Peter @ 2022-10-10T15:06 (+3)

This is really useful and makes sense - thanks for sharing your findings! 

In my experience talking about an existing example of a problem like recommendation systems prioritizing unintended data points + example of meaningful AI capability usually gets people interested. Those two combined would probably be bad if we're not careful. Jumping to the strongest/worst scenarios usually makes people recoil because it's bad and unexpected and doesn't make sense why you're jumping to such an extreme outcome.

Do you have any examples of resources you were unaware of before?
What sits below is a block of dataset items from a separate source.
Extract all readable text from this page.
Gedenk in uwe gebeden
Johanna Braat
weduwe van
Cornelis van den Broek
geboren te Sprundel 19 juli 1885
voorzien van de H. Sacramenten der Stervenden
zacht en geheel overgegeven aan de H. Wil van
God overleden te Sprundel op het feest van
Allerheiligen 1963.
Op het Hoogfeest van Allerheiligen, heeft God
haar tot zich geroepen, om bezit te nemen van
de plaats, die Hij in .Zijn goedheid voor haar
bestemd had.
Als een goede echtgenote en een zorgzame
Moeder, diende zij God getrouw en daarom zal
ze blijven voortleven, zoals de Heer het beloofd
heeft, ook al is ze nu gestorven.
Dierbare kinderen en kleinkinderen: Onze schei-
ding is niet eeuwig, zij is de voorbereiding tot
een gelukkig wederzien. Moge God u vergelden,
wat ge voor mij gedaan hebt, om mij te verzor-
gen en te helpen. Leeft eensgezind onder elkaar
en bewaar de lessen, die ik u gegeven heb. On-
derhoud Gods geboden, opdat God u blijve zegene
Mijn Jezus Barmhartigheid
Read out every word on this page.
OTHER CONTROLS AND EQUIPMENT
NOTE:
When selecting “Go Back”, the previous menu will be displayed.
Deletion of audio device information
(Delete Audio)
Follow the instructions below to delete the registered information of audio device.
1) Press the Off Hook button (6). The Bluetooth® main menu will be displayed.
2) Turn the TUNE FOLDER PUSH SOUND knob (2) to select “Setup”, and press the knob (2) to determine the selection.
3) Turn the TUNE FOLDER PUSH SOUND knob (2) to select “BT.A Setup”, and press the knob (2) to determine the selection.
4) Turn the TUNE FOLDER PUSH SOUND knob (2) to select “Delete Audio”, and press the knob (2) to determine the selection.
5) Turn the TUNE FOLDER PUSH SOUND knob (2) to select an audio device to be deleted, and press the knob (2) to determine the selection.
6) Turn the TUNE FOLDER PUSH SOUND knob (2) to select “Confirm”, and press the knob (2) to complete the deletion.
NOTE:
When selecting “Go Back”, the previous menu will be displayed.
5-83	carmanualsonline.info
That could be useful to include as a section both for the actual resources and thinking about how to find such sources in the future. 

mariushobbhahn @ 2022-10-10T17:25 (+2)

Reflects my experience!

The resources I was unaware of were usually highly specific technical papers (e.g. on some aspect of interpretability), so nothing helpful for a general audience.

ChanaMessinger @ 2023-01-05T14:27 (+2)

"Therefore, I think it is important to point this out (in a nice way!) whenever you spot this pattern"


Would be interested in how you do this / scripts you use, etc.

mariushobbhahn @ 2023-01-05T15:44 (+2)

Usually just asking a bunch of simple questions like "What problem is your research addressing?", "why is this a good approach to the problem?", "why is this problem relevant to AI safety?", "How does your approach attack the problem?", etc. 

Just in a normal conversation that doesn't feel like an interrogation. 

MarcelE @ 2022-10-11T07:58 (+2)

I'd be interested to hear what arguments/the best case you've heard in your conversations about why the AI security folks are wrong and AGI is not, in principle, such a risk. I am looking for the best case against AGI X-Risk, since many professional AI researchers seem to hold this view, mostly without writing down their reasons which might be really relevant to the discussion

mariushobbhahn @ 2022-10-11T08:04 (+3)

I'm obviously heavily biased here because I think AI does pose a relevant risk. 

I think the arguments that people made were usually along the lines of "AI will stay controllable; it's just a tool", "We have fixed big problems in the past, we'll fix this one too", "AI just won't be capable enough; it's just hype at the moment and transformer-based systems still have many failure modes", "Improvements in AI are not that fast, so we have enough time to fix them". 

However, I think that most of the dismissive answers are based on vibes rather than sophisticated responses to the arguments made by AI safety folks.